By appointment only? Not anymore. High-end owners let wannabe buyers saunter through on Sunday afternoons, whether they're looking for a $5-million deal -- or just looking.

March 17, 2005|Robin Abcarian | Times Staff Writer

Builder-developer Steve Hermann does not use that phrase, but this is how he describes the phenomenon: "I have houses where real estate agents will come in, look around and say, 'Oh, this is a midcentury modern and my client is looking for a Spanish,' and they won't show their client this house. Then I have an open house, and the client is driving by. They'll walk in and all of a sudden, they will fall in love with the house even though it's not what they think they wanted. They react emotionally, and then whatever they thought they wanted goes out the window.... The only way to get someone emotionally involved is go get them inside the house."

While $1-million homes used to be considered "estates," they are now so common they don't even rank a special name. It takes a price tag of $2 million to be considered an estate these days. And the new million dollars is $5 million -- a "breaking point" as Respondek describes it. In the last few years, he says with understatement, "the bar has been raised." In the Pacific Palisades neighborhood known as the Riviera, south of Sunset Boulevard between Amalfi and Capri drives, it's not unheard of to sell a $5-million tear-down.

Most open houses in the $5-million-and-up range are not likely to be occupied by an owner. And an empty house always presents a challenge to sellers, given the conventional wisdom that prospective buyers want to see a furnished place. When an expensive house is empty, owners usually hire a company to "stage" it, giving the illusion of occupancy.

Some agents will gently persuade sellers to move an entire houseful of furniture into storage and pay many thousands of dollars to make their home more presentable by staging it with rented furniture and paintings. Last Sunday, in the Huntington section of Pacific Palisades, real estate agent Bill Kerbox was holding an open house for the second week in a row at a dramatic contemporary Craftsman. The first open house drew about 200 people. Even though the $5,595,000 house is occupied by the owners and their three small children, Kerbox had persuaded them to stage it at a cost of about $20,000 for three months. "They weren't very happy about it," Kerbox says.

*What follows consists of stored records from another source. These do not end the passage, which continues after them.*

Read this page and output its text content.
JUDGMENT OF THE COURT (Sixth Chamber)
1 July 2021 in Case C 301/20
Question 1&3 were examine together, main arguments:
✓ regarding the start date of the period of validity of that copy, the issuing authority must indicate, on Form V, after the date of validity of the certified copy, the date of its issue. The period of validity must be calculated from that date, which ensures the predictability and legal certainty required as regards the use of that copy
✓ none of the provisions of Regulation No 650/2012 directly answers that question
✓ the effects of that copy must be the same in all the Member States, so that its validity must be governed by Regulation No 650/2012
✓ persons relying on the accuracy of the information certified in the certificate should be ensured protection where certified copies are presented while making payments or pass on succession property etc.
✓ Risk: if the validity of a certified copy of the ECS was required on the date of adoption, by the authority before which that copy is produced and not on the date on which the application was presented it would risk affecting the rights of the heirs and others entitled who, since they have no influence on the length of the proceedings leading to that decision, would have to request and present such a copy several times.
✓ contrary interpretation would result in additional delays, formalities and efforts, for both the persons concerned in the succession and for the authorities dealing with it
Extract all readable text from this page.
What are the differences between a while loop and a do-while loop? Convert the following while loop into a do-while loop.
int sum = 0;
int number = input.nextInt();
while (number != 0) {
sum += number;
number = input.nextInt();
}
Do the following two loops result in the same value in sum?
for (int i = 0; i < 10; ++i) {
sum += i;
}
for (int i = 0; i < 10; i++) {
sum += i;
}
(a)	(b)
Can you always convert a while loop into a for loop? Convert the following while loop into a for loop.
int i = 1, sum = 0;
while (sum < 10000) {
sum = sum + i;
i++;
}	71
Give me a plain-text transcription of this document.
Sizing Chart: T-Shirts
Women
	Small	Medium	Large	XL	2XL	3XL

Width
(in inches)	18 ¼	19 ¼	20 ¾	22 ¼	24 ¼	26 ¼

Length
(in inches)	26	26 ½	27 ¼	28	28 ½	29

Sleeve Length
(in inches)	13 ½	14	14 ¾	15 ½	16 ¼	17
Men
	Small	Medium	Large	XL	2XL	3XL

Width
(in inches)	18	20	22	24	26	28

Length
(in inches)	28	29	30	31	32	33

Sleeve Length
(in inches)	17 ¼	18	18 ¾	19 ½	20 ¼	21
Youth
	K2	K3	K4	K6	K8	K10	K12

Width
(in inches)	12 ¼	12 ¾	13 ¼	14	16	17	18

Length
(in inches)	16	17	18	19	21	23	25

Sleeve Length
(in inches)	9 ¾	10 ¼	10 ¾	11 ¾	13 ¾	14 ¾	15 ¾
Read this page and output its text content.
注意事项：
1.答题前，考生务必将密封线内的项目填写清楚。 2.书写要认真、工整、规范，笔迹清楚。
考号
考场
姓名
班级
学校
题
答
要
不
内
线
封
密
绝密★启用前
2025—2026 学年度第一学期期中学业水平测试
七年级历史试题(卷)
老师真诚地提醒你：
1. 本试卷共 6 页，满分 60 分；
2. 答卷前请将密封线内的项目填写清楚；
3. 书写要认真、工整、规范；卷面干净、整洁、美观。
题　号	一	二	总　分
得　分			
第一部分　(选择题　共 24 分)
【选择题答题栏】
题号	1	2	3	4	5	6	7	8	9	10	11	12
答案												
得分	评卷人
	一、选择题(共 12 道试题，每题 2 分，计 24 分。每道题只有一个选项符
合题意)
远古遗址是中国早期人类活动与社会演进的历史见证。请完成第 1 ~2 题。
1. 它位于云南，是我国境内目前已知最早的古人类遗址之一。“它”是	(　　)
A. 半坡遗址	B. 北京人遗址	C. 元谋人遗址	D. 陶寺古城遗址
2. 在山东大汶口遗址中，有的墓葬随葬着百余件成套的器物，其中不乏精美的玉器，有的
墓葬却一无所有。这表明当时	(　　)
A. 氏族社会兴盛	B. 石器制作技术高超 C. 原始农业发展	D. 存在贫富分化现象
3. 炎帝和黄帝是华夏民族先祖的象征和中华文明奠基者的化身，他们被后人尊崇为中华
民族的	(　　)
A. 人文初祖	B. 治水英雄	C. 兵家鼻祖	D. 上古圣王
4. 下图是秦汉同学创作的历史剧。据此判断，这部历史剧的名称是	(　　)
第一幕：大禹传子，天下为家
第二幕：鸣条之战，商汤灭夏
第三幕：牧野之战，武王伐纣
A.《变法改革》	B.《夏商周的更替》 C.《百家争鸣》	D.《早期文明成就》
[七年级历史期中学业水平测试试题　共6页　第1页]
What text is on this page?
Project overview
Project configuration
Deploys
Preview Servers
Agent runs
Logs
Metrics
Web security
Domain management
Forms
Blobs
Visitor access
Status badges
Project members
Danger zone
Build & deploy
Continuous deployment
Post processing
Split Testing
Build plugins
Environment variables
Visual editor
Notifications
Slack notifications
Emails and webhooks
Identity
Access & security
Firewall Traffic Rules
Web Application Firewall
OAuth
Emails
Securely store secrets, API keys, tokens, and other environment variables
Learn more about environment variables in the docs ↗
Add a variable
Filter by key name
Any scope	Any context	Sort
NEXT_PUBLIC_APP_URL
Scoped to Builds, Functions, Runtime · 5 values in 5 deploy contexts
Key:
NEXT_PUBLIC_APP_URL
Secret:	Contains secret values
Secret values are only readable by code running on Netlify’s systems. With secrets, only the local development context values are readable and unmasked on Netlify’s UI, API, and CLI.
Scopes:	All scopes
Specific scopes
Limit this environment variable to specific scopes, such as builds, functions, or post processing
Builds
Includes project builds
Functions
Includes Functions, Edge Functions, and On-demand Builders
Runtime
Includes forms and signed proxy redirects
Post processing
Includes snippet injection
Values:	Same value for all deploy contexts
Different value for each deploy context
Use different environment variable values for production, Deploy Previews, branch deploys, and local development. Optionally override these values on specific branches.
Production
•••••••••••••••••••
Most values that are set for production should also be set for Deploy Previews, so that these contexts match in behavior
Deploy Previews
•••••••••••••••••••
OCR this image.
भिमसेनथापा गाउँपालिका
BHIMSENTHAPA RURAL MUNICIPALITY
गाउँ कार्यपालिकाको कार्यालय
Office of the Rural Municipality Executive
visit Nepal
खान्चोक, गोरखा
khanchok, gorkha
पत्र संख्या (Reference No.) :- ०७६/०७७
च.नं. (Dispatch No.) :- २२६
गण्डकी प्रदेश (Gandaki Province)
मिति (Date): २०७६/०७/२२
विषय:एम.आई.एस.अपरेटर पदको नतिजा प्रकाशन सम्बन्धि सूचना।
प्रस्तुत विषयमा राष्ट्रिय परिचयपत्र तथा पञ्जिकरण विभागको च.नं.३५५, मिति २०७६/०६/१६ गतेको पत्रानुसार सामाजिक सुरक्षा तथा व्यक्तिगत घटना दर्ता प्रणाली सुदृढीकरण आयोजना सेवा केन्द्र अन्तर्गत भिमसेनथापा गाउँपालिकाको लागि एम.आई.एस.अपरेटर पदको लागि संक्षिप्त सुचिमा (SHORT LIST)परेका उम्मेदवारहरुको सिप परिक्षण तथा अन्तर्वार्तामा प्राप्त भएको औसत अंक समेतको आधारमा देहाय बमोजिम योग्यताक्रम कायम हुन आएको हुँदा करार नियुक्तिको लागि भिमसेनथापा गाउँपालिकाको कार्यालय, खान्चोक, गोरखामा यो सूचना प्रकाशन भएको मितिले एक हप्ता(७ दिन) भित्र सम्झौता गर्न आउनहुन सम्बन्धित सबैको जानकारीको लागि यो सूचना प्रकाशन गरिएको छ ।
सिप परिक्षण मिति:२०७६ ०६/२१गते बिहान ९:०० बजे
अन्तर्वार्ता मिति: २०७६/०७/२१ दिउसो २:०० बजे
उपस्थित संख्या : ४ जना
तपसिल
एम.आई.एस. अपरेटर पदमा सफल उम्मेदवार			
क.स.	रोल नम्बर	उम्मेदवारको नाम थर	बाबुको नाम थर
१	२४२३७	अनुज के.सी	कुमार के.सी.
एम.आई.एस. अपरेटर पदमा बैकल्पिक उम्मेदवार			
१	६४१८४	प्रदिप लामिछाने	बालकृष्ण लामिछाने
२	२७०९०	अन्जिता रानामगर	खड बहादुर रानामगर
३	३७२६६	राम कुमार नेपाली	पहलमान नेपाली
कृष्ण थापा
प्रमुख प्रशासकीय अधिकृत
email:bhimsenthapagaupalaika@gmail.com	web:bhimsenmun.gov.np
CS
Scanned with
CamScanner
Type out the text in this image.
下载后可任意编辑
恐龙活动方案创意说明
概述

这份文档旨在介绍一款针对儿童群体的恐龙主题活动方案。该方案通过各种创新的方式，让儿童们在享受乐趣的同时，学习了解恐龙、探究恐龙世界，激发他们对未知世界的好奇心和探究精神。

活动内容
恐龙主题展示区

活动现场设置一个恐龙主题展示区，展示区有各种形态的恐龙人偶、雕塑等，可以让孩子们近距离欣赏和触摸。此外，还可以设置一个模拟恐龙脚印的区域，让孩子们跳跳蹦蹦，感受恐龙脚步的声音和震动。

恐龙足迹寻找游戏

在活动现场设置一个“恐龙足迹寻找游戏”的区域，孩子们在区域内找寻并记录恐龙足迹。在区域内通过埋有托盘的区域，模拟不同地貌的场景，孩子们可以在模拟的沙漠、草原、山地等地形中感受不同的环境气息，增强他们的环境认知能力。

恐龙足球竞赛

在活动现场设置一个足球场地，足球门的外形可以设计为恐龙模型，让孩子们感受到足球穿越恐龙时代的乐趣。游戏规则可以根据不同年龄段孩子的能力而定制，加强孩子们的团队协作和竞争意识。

Yet this would explain why the slipcovers on the oversized sofas in the family room were pristine white. The children's numerous bright, plastic yard toys had all been shoved out of sight to the side of the house, and Kerbox himself had put an $8,000 plasma screen TV and sound system into the finished basement rec room to turn it believably into a home theater. After the property sells, he says, he'll take the TV home. The owners also spent $1,000 to show the house via a virtual tour on its own website (www.341almareal.com)

The modified ranch on Kimberly Lane (owned by Ryan Scott, a partner in PostMaster Direct, a targeted direct e-mail network) has been staged by a company called Designed to Move, whose motto is "property enhancement for the real estate market." For about $30,000, the firm has completely furnished Scott's home, picking up on what Eisenberg calls its "Zen-like vibe."

A real estate agent whom Eisenberg recognizes strolls through the house and stops in the kitchen (side-by-side Sub-Zeroes). "Good staging," says the agent, who declines to give his name. "It's accessible. People come in and they're not frightened, it's not too over their taste level. Sometimes if things are done really well, people find it scary -- 'I couldn't possibly live here.' This place is a little above Pottery Barn, but not much.

"The only thing you could do to make it better," he adds, "is that you should put some clothes in the closet to fake that somebody actually lives here."

Eisenberg shrugs. "I like seeing closets empty so people can walk in and actually visualize how much space they'll have."

Ever so picky

A few minutes later, Gremi and Selwyn Joffe pull up in their Mercedes sedan. The Joffes have been searching for a new home for quite a while, not atypical for people in this range.

"My parameters? I prefer to be with nice, upscale people, in a neighborhood with lots of kids around 'cause I've got two," says Gremi Joffe. Her family has outgrown its home at the top of Westridge Road in Brentwood, but she says she has been spoiled by her spectacular views. She and her husband, a former business partner of Wolfgang Puck who is CEO of an automobile parts manufacturing firm, were on their way home when they noticed the flags, and decided to stop. Later, she says that it's the first house they've seen that her husband could imagine living in.

"I thought it was beautifully appointed," she says, "but for $5 million? Forget about it. I don't think it's worth $5 million.... I don't want to be house poor. We live a nice life and I don't want to compromise that for a stupid house. What I see out there for $3 and $4 [million], I saw three years ago for a million and a half. And it's rubbish."